One cannot understand mothering under the patriarchy without understanding mothering under capitalism. Yet this is precisely what is absent from Mothers; Rose at times seems so absorbed by her psychoanalytic approach that she ignores many of the structures of power that regulate how individual mothers move through the world. Reading Mothers, I kept mentally replaying the warning issued by Nancy Chodorow and Susan Contratto in their landmark essay “The Fantasy of the Perfect Mother”: that feminists had to be especially self-conscious about drawing on “private psychical realities”—primal fantasies, fears, internalized cultural ideologies—to inform theory or justify political choices. It was not enough to know that a woman’s feelings or her behavior was the product of her oppression. Absent any theory of collective activity, knowledge alone could only produce a feeling of impotent moral outrage or, even worse, a narcissistic self-pity.

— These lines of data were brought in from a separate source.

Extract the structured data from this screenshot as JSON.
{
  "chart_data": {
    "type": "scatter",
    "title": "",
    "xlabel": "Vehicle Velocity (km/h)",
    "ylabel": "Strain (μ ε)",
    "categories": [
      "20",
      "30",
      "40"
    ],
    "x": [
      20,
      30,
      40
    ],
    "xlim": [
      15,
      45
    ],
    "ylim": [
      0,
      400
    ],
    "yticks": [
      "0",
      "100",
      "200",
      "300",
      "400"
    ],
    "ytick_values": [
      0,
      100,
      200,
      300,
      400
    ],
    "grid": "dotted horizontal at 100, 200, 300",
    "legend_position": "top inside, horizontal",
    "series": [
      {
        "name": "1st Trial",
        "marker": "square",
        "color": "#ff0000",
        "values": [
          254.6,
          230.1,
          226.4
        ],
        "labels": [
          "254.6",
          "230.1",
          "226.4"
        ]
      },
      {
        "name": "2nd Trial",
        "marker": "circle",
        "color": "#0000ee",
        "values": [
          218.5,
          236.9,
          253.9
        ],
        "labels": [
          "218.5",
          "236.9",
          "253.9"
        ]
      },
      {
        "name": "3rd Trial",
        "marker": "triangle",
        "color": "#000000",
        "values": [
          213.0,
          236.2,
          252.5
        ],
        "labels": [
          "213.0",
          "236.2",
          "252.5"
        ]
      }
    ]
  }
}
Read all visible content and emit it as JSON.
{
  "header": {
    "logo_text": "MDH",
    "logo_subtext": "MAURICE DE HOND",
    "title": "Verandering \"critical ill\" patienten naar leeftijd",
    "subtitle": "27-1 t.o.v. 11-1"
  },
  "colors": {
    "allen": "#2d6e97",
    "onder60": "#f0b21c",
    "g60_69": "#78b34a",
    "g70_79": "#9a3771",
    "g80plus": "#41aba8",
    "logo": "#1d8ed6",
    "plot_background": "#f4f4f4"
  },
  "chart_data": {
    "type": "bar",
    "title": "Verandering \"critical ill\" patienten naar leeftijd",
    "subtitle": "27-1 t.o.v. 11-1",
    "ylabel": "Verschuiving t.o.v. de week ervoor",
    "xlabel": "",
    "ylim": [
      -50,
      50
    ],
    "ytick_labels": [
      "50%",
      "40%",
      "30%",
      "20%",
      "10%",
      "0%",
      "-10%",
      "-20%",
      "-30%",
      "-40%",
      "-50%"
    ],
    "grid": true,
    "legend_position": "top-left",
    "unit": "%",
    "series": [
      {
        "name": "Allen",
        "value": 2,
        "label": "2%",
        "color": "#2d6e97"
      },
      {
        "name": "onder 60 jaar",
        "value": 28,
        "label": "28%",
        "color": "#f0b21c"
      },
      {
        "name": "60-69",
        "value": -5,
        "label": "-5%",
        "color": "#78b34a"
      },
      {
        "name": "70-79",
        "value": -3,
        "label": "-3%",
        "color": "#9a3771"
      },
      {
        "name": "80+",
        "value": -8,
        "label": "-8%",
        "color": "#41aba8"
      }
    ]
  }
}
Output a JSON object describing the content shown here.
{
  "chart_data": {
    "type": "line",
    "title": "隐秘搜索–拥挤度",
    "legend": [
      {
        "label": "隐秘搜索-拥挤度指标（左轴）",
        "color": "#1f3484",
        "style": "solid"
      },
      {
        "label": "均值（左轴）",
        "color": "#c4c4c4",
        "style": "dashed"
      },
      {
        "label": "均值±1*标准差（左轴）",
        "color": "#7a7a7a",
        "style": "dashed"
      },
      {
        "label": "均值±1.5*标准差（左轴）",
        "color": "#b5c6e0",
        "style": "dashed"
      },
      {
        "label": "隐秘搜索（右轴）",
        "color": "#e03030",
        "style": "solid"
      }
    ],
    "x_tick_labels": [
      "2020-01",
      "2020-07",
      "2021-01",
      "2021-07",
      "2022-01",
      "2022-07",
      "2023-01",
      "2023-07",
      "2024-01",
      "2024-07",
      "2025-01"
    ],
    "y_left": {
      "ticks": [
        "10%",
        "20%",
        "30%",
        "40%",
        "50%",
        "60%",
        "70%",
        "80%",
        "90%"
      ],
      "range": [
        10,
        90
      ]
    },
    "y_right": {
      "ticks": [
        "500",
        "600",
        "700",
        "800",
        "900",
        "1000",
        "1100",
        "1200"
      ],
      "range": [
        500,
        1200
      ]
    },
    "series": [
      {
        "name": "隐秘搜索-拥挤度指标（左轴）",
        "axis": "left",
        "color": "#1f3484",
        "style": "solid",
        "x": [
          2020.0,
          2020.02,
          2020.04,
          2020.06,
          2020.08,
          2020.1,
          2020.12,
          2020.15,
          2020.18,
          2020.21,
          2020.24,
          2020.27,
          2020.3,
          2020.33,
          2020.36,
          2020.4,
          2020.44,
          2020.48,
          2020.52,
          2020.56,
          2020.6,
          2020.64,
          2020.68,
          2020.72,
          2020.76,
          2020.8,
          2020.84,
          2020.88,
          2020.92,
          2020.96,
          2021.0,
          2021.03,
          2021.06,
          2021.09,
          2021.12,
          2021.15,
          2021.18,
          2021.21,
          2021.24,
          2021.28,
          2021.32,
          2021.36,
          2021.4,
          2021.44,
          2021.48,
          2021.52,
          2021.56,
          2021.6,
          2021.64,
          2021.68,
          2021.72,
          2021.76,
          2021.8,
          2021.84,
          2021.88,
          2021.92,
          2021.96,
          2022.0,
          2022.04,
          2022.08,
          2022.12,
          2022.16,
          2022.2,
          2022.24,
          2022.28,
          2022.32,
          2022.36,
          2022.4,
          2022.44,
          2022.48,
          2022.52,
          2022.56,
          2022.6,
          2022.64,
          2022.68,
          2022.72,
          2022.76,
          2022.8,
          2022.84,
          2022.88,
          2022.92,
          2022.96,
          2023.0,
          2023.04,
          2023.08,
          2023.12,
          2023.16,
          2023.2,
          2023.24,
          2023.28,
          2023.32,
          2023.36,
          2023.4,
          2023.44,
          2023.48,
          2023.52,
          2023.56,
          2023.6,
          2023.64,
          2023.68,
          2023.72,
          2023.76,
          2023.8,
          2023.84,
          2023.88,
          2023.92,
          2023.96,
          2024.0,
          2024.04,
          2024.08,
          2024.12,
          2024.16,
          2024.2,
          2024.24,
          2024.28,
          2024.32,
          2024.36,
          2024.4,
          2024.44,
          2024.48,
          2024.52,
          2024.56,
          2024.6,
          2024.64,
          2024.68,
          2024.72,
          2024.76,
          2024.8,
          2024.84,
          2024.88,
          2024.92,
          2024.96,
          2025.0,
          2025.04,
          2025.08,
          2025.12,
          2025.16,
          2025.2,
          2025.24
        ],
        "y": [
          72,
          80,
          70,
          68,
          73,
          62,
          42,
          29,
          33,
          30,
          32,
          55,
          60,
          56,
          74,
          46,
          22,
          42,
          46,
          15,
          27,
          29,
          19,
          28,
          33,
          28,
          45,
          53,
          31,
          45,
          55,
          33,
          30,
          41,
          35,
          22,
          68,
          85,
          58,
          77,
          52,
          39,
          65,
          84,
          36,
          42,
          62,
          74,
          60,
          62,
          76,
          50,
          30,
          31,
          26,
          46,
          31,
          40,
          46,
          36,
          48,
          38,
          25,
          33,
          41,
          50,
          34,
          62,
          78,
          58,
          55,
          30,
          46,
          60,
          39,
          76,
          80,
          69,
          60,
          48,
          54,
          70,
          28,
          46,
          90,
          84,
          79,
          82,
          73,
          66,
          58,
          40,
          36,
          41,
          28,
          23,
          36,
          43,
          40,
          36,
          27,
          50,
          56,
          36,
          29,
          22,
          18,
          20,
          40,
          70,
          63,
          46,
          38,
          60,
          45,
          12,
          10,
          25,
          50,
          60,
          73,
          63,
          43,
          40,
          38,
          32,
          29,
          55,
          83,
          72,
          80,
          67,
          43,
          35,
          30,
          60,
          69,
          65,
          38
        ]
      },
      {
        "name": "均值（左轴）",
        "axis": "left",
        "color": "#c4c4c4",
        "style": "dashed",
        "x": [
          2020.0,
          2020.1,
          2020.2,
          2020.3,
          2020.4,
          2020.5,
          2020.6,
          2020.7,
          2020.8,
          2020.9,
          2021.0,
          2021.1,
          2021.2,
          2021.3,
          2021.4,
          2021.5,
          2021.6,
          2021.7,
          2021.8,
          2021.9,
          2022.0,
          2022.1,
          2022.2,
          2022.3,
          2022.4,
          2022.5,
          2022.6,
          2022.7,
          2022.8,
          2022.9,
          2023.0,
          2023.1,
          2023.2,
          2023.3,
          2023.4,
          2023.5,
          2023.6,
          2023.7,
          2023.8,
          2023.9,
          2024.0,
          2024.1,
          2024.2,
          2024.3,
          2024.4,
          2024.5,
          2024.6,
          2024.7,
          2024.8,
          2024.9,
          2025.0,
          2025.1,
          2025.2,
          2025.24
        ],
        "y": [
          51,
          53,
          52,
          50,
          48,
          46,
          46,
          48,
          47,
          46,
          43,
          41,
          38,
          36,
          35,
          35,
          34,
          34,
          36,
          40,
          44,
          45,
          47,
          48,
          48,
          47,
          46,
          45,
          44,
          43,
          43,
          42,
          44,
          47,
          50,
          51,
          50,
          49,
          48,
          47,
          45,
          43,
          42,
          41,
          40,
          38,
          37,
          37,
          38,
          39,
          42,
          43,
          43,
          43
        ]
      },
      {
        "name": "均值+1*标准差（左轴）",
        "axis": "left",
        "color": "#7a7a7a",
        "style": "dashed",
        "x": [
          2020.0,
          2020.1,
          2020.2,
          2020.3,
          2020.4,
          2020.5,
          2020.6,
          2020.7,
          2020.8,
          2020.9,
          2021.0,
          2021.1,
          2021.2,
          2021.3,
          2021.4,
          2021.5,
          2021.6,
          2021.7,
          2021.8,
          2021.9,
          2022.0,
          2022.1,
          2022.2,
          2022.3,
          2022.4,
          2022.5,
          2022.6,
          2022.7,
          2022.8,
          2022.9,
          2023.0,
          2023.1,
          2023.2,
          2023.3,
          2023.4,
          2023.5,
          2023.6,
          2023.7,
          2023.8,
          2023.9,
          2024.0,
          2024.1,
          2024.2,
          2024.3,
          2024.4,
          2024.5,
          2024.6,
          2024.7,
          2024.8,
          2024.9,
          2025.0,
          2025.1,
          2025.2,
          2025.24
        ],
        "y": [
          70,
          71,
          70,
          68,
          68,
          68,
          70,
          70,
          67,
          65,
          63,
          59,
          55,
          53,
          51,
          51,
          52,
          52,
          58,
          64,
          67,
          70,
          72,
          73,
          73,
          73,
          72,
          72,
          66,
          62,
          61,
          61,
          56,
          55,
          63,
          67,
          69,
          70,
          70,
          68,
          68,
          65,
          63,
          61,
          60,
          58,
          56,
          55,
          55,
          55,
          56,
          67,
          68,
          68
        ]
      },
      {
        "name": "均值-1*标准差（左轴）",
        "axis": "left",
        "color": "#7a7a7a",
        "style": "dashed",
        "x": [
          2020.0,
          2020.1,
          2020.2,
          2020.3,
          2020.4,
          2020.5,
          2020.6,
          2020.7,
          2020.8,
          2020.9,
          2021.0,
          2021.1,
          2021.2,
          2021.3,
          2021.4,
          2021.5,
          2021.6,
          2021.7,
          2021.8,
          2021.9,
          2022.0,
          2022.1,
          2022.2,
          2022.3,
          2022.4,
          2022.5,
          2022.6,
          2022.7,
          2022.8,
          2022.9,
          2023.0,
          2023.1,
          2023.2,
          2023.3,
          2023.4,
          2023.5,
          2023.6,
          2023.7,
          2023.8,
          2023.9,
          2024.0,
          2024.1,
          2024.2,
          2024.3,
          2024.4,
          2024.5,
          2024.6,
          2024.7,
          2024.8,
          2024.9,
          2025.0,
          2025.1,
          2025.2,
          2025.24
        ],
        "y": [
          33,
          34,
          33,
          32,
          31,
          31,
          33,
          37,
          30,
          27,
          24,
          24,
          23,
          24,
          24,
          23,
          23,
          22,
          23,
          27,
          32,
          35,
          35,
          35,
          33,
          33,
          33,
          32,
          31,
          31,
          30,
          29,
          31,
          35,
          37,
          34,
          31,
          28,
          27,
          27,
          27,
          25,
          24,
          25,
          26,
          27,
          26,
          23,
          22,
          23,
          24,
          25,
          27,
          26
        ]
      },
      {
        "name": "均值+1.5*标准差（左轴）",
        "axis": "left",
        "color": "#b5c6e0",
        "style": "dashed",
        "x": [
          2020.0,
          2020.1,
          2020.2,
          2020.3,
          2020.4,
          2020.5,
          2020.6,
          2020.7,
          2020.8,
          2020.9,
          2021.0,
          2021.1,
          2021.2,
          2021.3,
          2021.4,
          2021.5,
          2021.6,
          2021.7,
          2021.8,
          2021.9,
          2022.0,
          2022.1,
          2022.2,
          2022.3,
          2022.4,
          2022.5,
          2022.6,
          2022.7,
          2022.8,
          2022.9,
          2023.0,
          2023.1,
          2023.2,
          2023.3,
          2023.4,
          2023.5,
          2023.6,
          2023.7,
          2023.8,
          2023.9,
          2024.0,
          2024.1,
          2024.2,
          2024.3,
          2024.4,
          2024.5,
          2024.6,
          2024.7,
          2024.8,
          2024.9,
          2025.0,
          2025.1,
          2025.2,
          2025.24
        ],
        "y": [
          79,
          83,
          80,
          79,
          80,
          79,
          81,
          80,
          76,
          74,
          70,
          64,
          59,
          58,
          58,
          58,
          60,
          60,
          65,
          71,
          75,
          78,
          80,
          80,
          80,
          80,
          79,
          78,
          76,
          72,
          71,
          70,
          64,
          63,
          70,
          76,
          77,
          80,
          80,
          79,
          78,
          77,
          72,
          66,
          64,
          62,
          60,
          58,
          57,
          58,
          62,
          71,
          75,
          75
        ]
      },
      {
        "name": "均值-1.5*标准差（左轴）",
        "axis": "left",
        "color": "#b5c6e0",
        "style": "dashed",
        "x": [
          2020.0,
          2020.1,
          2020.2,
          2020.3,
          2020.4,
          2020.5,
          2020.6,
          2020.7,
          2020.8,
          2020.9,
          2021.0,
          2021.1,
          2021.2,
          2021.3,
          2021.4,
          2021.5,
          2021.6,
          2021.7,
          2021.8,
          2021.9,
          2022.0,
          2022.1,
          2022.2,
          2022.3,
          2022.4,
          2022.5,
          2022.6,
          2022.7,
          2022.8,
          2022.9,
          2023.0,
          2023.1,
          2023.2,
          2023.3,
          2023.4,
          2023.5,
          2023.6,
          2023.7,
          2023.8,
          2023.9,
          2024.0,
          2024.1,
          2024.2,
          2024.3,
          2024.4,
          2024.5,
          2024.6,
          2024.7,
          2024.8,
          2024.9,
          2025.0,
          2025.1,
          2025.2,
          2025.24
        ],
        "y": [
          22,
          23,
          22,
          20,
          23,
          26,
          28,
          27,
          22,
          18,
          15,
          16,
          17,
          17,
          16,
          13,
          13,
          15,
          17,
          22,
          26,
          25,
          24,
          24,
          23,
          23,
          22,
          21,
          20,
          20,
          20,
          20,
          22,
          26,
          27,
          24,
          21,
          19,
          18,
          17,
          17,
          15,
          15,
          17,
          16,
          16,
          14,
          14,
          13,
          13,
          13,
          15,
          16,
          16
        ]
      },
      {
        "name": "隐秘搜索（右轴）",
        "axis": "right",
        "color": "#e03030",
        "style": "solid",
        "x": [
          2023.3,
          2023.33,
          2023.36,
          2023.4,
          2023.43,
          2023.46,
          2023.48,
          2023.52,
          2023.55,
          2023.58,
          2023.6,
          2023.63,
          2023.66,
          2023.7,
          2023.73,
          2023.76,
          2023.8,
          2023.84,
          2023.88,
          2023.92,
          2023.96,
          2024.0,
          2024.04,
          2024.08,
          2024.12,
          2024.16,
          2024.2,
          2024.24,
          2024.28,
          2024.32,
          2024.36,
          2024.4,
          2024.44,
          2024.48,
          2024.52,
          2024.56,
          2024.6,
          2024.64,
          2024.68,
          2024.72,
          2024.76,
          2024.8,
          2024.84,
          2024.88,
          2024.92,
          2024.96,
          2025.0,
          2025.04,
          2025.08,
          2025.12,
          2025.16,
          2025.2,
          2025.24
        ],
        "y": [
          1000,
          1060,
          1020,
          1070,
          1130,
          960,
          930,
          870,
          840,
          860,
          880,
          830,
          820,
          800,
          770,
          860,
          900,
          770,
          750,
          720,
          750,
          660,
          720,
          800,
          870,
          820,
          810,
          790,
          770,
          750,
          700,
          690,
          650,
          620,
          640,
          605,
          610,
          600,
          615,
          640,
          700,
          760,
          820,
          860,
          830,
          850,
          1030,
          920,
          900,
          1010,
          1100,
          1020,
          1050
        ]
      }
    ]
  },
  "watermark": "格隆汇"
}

This is the danger posed by any psychoanalytic approach to politics. It is particularly frustrating, though, in the case of Mothers, where Rose’s solution to the overtly political problems faced by mothers begins and ends with self-perception. In her discussion of Estela Welldon’s Mother, Madonna, Whore, Rose criticizes Welldon for her toothless politics of empathy. Welldon’s book, she writes, “makes a plea for tolerance and understanding, although those terms are perhaps a bit soggy liberal when what is involved is more like dropping the scales from our eyes.” Yet, several lines later, she suggests that what “social policy and psychological understanding need” is “to give motherhood its deserved but mostly refused place ‘at the center of human difficulty.’” This is a nice thought, but it’s difficult to know what it would mean for either social policy or psychological understanding; difficult, too, to see how it’s not also participating in the “soggy liberal” tradition of leaning on psychological understanding to respond to systemic problems.

It is perhaps unfair to expect Mothers to provide a blueprint for the future, but then again, what else is a mother but a kind of soothsayer—someone whose sense of time is always forward-facing? “We expect her to look to the future (what else is she meant to do?),” Rose writes. The future is often more painful to contemplate than our present failings, both for the individual and for the world. For Rose, the ideal future is marked by peace and quiet: being “left to get on quietly with [the] work of making the experience of motherhood more than worth it.” I suspect all mothers yearn for that peace and quiet, but I doubt that appreciation or empathy alone will get us there. We cannot quiet the voices of judgment or shame without casting off the disproportionate and crippling burden of care that is placed on mothers, and we cannot cast off that burden until we are willing to confront what a mother is: not the disembodied “angel voice that bids you good night,” as Wendy sings, but a physical and emotional laborer, underserved, underpaid, and always on the clock.